CVE-2025-8846: 
Linux Debian vulnerability analysis and mitigation

A stack buffer overflow vulnerability has been discovered in NASM (Netwide Assembler) version 2.17rc0, specifically affecting the parseline function within parser.c. The vulnerability was disclosed on August 11, 2025, and has been assigned CVE-2025-8846. The issue occurs when processing assembly language lines with unexpected formatting or content, where stack-allocated parsing buffers are accessed beyond their boundaries (NIST NVD, [Bugzilla Report](https://bugzilla.nasm.us/showbug.cgi?id=3392938)).

The vulnerability is located in the parse_line function at line 1296 of parser.c. When processing malformed assembly syntax, the function performs a READ operation of size 8 bytes beyond the allocated stack buffer boundary, leading to stack corruption. The vulnerability has received a CVSS v4.0 score of 4.8 (Medium) with the vector string CVSS:4.0/AV:L/AC:L/AT:N/PR:L/UI:N/VC:L/VI:L/VA:L/SC:N/SI:N/SA:N/E:P, and a CVSS v3.1 score of 5.3 (Medium) with the vector string CVSS:3.1/AV:L/AC:L/PR:L/UI:N/S:U/C:L/I:L/A:L (NIST NVD).

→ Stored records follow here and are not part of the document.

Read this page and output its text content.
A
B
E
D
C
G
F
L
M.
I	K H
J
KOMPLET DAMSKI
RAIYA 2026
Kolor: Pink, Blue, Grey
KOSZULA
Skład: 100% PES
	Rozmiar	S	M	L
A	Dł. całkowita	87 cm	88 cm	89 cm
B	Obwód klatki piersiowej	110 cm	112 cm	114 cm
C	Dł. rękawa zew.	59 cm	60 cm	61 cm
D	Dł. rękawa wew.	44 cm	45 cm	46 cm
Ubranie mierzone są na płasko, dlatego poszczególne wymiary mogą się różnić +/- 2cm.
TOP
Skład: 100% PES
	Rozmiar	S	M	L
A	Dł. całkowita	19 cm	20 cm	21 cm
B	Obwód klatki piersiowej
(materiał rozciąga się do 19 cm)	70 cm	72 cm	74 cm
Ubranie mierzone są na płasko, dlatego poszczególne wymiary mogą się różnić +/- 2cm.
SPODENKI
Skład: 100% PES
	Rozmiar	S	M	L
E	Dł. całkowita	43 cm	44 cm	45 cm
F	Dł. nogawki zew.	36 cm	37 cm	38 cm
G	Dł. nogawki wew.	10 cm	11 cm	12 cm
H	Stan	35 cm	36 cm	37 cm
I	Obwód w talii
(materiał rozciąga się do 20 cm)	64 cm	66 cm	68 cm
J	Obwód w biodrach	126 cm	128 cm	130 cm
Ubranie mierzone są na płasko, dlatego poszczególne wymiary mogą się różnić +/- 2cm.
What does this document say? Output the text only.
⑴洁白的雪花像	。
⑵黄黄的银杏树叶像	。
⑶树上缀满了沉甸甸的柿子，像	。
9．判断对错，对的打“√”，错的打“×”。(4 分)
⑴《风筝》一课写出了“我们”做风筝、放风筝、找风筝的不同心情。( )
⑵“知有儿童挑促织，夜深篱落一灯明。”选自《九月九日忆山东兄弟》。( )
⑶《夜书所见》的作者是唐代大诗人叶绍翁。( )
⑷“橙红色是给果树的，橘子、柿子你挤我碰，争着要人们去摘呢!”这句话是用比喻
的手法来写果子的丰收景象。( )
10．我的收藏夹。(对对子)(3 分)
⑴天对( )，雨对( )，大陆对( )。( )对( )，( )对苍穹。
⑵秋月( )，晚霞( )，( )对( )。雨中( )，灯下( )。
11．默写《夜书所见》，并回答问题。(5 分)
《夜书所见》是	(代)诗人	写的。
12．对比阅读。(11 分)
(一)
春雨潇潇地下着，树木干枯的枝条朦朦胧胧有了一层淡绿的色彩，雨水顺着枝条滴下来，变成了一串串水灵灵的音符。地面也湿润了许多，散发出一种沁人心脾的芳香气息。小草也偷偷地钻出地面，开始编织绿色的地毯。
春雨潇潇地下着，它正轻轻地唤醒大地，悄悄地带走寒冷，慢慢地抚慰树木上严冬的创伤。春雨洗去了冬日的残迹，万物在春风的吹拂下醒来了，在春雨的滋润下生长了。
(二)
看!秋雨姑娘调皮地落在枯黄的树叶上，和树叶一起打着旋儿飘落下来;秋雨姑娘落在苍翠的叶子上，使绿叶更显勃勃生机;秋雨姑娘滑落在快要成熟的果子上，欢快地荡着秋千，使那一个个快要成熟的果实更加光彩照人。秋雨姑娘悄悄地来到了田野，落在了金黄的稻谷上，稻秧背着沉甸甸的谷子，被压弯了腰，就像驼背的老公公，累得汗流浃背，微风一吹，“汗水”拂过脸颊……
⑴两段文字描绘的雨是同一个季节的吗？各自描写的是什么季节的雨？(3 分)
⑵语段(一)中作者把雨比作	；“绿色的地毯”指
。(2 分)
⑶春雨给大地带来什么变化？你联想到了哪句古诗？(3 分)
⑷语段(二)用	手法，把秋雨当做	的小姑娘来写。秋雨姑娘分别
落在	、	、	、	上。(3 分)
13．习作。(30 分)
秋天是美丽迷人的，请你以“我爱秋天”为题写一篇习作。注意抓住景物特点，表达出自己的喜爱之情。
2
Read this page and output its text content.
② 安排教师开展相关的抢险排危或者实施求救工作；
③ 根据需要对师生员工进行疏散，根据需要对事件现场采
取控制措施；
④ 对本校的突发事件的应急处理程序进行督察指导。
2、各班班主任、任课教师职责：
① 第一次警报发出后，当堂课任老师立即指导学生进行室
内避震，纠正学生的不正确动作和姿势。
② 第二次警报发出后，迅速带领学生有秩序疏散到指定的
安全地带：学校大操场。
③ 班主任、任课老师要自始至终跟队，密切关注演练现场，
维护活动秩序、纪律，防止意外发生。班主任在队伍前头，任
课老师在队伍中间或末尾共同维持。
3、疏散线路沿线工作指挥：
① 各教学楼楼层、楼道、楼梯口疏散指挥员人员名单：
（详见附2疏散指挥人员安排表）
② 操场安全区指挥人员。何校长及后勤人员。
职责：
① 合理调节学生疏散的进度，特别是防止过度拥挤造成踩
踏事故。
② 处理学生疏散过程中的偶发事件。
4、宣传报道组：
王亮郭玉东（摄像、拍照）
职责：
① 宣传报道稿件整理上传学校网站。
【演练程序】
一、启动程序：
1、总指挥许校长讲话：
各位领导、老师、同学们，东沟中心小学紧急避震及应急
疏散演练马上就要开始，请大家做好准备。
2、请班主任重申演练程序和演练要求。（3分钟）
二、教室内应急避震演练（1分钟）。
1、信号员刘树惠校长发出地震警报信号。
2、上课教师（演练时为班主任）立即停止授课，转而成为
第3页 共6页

The buffer overflow vulnerability can lead to stack corruption and unpredictable program behavior. It potentially allows reading from adjacent stack memory, which could expose sensitive data or cause program crashes. The attack requires local access to be executed (Bugzilla Report).

As of the disclosure date, there is no official patch available for this vulnerability. Users are advised to monitor the NASM project for security updates. The vulnerability can be detected using AddressSanitizer during compilation (Bugzilla Report).